Promotional single by Metallica

from the album ...And Justice for All
- B-side: "...And Justice for All (LP Version)"
- Released: September 6, 1988
- Recorded: January–May 1988
- Studio: One on One, Los Angeles
- Genre: Progressive metal; Thrash metal;
- Length: 9:46 (album version) 5:59 (radio edit)
- Label: Elektra
- Composers: James Hetfield; Lars Ulrich; Kirk Hammett;
- Lyricist: James Hetfield
- Producers: Flemming Rasmussen; James Hetfield; Lars Ulrich;

Metallica singles chronology
| "Harvester of Sorrow" (1988) | "...And Justice for All" (1988) | "Eye of the Beholder" (1988) |

= ...And Justice for All (song) =

"...And Justice for All" is a song by American heavy metal band Metallica. It is the second track on the band's album of the same name, and was released as a promotional single in 1988. Like the album it features on, it is named after the last four words of the Pledge of Allegiance.

== Music and lyrics ==
The main riff of the song is based on a drum pattern written by Lars Ulrich. Music critic Cosmo Lee said that it is "a linkage of blocks" rather than "a progressive opus", because "the song is mid-paced and very playable. None of the riffs are that technical."

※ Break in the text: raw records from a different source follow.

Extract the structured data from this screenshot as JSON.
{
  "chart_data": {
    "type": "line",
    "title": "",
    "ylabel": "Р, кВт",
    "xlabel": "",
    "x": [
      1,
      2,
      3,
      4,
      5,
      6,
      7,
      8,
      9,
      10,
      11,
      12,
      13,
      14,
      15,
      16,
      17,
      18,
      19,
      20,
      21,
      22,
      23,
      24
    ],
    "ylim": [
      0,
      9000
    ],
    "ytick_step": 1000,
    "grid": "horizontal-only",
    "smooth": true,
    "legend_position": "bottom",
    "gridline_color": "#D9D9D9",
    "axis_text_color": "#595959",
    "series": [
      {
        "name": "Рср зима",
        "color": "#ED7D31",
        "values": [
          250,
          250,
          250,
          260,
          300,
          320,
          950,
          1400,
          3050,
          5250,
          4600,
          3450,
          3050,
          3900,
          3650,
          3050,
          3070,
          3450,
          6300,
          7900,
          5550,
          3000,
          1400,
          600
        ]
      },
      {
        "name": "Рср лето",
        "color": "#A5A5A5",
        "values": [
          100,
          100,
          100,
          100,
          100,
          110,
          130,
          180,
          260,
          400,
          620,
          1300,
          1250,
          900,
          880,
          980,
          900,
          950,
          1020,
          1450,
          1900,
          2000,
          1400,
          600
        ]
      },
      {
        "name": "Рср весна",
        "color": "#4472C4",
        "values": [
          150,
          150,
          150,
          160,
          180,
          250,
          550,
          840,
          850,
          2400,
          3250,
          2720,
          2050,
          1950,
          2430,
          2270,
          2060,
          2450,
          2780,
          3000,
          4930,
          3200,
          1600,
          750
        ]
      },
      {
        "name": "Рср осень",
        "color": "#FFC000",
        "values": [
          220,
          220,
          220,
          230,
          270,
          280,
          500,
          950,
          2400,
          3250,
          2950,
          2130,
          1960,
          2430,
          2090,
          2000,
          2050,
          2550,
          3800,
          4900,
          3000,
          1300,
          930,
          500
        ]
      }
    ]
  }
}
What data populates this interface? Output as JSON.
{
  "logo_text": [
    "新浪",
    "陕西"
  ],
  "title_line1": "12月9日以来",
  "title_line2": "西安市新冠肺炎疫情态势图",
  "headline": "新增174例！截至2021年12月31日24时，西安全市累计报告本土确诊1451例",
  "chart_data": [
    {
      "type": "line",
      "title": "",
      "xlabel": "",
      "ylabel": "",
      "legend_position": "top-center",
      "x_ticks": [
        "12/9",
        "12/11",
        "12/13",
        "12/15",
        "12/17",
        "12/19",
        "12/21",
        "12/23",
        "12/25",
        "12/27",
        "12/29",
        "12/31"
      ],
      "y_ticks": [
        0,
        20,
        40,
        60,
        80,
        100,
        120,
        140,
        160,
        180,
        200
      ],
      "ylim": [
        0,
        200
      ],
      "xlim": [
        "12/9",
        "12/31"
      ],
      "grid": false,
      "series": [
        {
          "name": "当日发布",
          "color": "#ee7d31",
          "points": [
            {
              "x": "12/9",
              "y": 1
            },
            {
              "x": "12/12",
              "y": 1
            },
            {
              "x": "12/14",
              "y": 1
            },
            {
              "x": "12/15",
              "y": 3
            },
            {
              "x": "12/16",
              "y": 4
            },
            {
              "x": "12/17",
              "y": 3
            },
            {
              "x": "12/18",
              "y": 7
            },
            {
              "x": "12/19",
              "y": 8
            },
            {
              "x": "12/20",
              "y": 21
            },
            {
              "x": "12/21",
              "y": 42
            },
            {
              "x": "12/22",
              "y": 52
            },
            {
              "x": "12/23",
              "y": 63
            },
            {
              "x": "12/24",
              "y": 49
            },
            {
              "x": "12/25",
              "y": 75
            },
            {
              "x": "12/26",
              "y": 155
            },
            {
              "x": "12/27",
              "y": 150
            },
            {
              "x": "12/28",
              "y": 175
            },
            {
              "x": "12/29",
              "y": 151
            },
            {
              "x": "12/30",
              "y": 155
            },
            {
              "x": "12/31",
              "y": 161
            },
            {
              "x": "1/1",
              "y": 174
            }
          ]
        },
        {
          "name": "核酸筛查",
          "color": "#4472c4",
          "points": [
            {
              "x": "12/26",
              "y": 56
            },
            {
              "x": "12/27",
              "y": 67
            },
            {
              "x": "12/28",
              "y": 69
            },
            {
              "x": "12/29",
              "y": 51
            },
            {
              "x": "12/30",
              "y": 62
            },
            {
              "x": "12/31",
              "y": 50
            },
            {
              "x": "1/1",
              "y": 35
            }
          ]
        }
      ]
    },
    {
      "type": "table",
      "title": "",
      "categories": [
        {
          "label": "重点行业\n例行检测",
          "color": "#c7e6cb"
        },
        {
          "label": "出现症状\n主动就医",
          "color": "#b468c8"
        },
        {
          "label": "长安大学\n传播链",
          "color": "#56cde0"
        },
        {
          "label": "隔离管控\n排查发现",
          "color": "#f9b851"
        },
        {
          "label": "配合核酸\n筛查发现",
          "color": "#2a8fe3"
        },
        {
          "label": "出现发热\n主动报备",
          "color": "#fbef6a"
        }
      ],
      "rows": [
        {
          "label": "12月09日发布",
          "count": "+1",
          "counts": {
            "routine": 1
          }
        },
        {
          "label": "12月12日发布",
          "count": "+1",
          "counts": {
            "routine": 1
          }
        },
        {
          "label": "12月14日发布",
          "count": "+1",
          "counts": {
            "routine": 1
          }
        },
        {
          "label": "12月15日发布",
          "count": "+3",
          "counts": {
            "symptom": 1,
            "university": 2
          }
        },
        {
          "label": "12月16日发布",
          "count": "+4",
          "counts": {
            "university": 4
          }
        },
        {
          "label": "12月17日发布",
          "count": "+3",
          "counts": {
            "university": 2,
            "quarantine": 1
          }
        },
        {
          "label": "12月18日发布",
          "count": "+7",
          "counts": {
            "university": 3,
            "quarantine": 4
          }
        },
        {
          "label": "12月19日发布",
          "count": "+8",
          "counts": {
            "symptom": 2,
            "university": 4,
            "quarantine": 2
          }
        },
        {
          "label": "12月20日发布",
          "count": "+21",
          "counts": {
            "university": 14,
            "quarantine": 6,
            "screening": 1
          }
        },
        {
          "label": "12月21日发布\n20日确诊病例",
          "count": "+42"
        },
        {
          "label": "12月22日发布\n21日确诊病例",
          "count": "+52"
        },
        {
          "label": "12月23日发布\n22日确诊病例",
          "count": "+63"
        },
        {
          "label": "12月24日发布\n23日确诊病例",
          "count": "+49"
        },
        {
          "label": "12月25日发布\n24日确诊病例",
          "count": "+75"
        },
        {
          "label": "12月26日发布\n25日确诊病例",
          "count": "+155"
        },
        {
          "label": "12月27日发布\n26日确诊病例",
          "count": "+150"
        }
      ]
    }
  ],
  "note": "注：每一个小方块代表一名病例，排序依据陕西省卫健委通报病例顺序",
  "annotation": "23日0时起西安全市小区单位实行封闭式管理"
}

"...And Justice for All" features lyrics about corruption in the government. The song title is the last four words of the Pledge of Allegiance. The lyrics refer to injustice, as "money tips [the] scales" of "Lady Justice". Especially during the chorus, "Pulling your strings, justice is done" as the ultimate symbol of a miscarried justice.

== Live performances ==

The song was performed live by the band during their Damaged Justice world tour in support of the parent album. After the tour, the band vowed to never play it again. Guitarist Kirk Hammett noted that the length of the songs was problematic for fans and for the band: "Touring behind it, we realized that the general consensus was that songs were too fucking long. One day after we played "Justice" and got off the stage one of us said, 'we're never fucking playing that song again. However, Metallica played the track in the opening show of the Sick of the Studio '07 tour, for the first time since October 1989, and made it a set-fixture for the remainder of that tour. When played live, the intro of the song is played as a recording due to the intro requiring three guitars. A statue of Lady Justice is commonly placed on the scene, to be torn down as the song approaches its conclusion. A live performance of the complete song appears on the DVD Orgullo, Pasión y Gloria, recorded in Mexico City during the World Magnetic Tour.

== Track listing ==

Promotional vinyl
| No. | Title | Length |
|---|---|---|
| 1. | "...And Justice for All" (Edit) | 5:59 |
| 2. | "...And Justice for All" (LP Version) | 9:46 |

== Video games ==

The song is featured in the Metallica 3-Pack that is downloadable content for the music video game Rock Band 3. It was made available to download on March 1, 2011, in an updated version for use in Rock Band 3 Pro mode which takes advantage of the use of a real guitar / bass guitar, along with standard MIDI-compatible electronic drum kits in addition to vocals.

== Personnel ==

Credits adapted from the parent album's liner notes.

Metallica

- James Hetfield – vocals, rhythm guitar, harmony guitar, production
- Kirk Hammett – lead guitar
- Jason Newsted – bass
- Lars Ulrich – drums, production

Technical Personnel

- Flemming Rasmussen – production, engineering
- Toby "Rage" Wright – assistant and additional engineering
- Steve Thompson, Michael Barbiero – mixing
- George Cowan – assistant mixing engineer
- Bob Ludwig – mastering
- George Marino – 1995 remastering
- Reuben Cohen – 2018 remastering

Artwork

- James Hetfield, Lars Ulrich – cover concept
- Stephen Gorman – cover illustration
- Ross "Tobacco Road" Halfin – photography
- Pushead – hammer illustration
- Reiner Design Consultants, Inc. – design, layout

== Certifications ==

Certifications for "...And Justice for All"
| Region | Certification | Certified units/sales |
| United States (RIAA) | Gold | 500,000^{‡} |
^{‡} Sales+streaming figures based on certification alone.